By Lucy Komisar
I‘m not too sure who the cursed child is. Albus (Sam Clemmett), the son of the grown-up hero Harry Potter (Jamie Parker), or Scorpius (Anthony Boyle), the son of his nemesis, Draco Malfoy (Alex Price).
But mixed in with the magic and terrific scenery, there‘s a lot of stuff about fathers and sons, which is really the theme of the play, or the two plays which you can see on succeeding nights or a one-day marathon.
Critics were requested not to give away the plot, which is easy to comply with since it‘s rather silly. Unless you‘re a kid. For the rest of us the amusement is the magical stuff that makes descending chandeliers and flying Spidermen look like pikers. Such as wands that give off light and spew flames. Or a magical bookcase with books that open and talk and suck in whoever is perusing the stacks. And clocks that speed back to achieve time changes.
There‘s a nice escape from the top of trains that reminds one of Alfred Hitchcock‘s “The 39 Steps.” And there are fingers growing on the lady with a cart. People disappearing into a phone booth. Arriving through a flaming fireplace. And there are flying broomsticks. Invisibility cloaks. Twirling black capes. Moving furniture. Flying ghosts and witches with pointy hats. Illusions & magic by Jamie Harrison.

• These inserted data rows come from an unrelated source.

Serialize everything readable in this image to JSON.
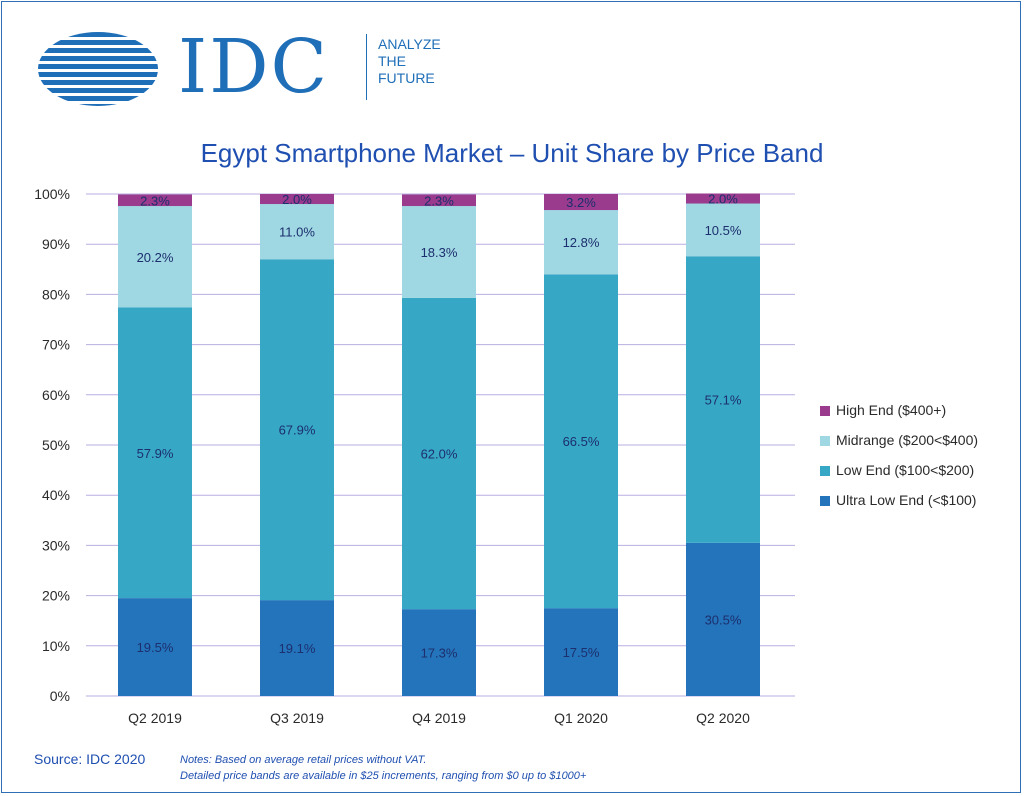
{
  "logo": {
    "wordmark": "IDC",
    "tagline": [
      "ANALYZE",
      "THE",
      "FUTURE"
    ]
  },
  "chart_data": {
    "type": "bar",
    "stacked": true,
    "title": "Egypt Smartphone Market – Unit Share by Price Band",
    "xlabel": "",
    "ylabel": "",
    "ylim": [
      0,
      100
    ],
    "yticks": [
      "0%",
      "10%",
      "20%",
      "30%",
      "40%",
      "50%",
      "60%",
      "70%",
      "80%",
      "90%",
      "100%"
    ],
    "grid": true,
    "legend_position": "right",
    "categories": [
      "Q2 2019",
      "Q3 2019",
      "Q4 2019",
      "Q1 2020",
      "Q2 2020"
    ],
    "series": [
      {
        "name": "Ultra Low End (<$100)",
        "color": "#2474bb",
        "values": [
          19.5,
          19.1,
          17.3,
          17.5,
          30.5
        ],
        "labels": [
          "19.5%",
          "19.1%",
          "17.3%",
          "17.5%",
          "30.5%"
        ]
      },
      {
        "name": "Low End ($100<$200)",
        "color": "#37a7c6",
        "values": [
          57.9,
          67.9,
          62.0,
          66.5,
          57.1
        ],
        "labels": [
          "57.9%",
          "67.9%",
          "62.0%",
          "66.5%",
          "57.1%"
        ]
      },
      {
        "name": "Midrange ($200<$400)",
        "color": "#9fd7e2",
        "values": [
          20.2,
          11.0,
          18.3,
          12.8,
          10.5
        ],
        "labels": [
          "20.2%",
          "11.0%",
          "18.3%",
          "12.8%",
          "10.5%"
        ]
      },
      {
        "name": "High End ($400+)",
        "color": "#9a3b8d",
        "values": [
          2.3,
          2.0,
          2.3,
          3.2,
          2.0
        ],
        "labels": [
          "2.3%",
          "2.0%",
          "2.3%",
          "3.2%",
          "2.0%"
        ]
      }
    ]
  },
  "legend_order": [
    3,
    2,
    1,
    0
  ],
  "footer": {
    "source": "Source: IDC 2020",
    "notes_line1": "Notes:  Based on average retail prices without VAT.",
    "notes_line2": "Detailed price bands are available in $25 increments, ranging from $0 up to $1000+"
  }
}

And of course, time travel, at the heart of the story. Harry Potter is now an adult, an official at the Ministry of Magic, and his son is committed to do something about a guy who was killed by Harry‘s mistake 22 years ago. Which leads to changing identities when the young actors become their older progenitors. And the memory of Harry as a child. We meet the daughter of Voldemort, the villain. If you need to ask, don‘t ask. Besides, I’m not allowed to tell!
I can say that a favorite was Anthony Boyle as Scorpius Malfoy, a charmer, son of the old “bad guy,” who now just seems like a concerned dad. Not so different from Harry, an overworked employee of the Ministry of Magic, a husband and father of three school-age children. His youngest son Albus must struggle with the weight of a family legacy he never wanted. Another favorite is Bane, the centaur (David St. Louis), in a forest of Gothic arches.
I didn‘t catch all the British. But then again, I didn‘t catch all the hip-hop of “Hamilton.” Maybe it‘s an age thing. Which may be why I think a lot of this play is hokey. But the show isn‘t for me. The story, which I’m not, happily, allowed to describe in detail, is for the kids, who apparently love it. Or, who knows, since the discussion is off limits.
“Harry Potter and the Cursed Child.” Written by Jack Thorne, based on an original new story by J.K. Rowling, Jack Thorne and John Tiffany; directed by John Tiffany, with movement by Steven Hoggett. Lyric Theatre, 214 W. 43 St., NYC. 877-250-2929. Opened April 22, 2018.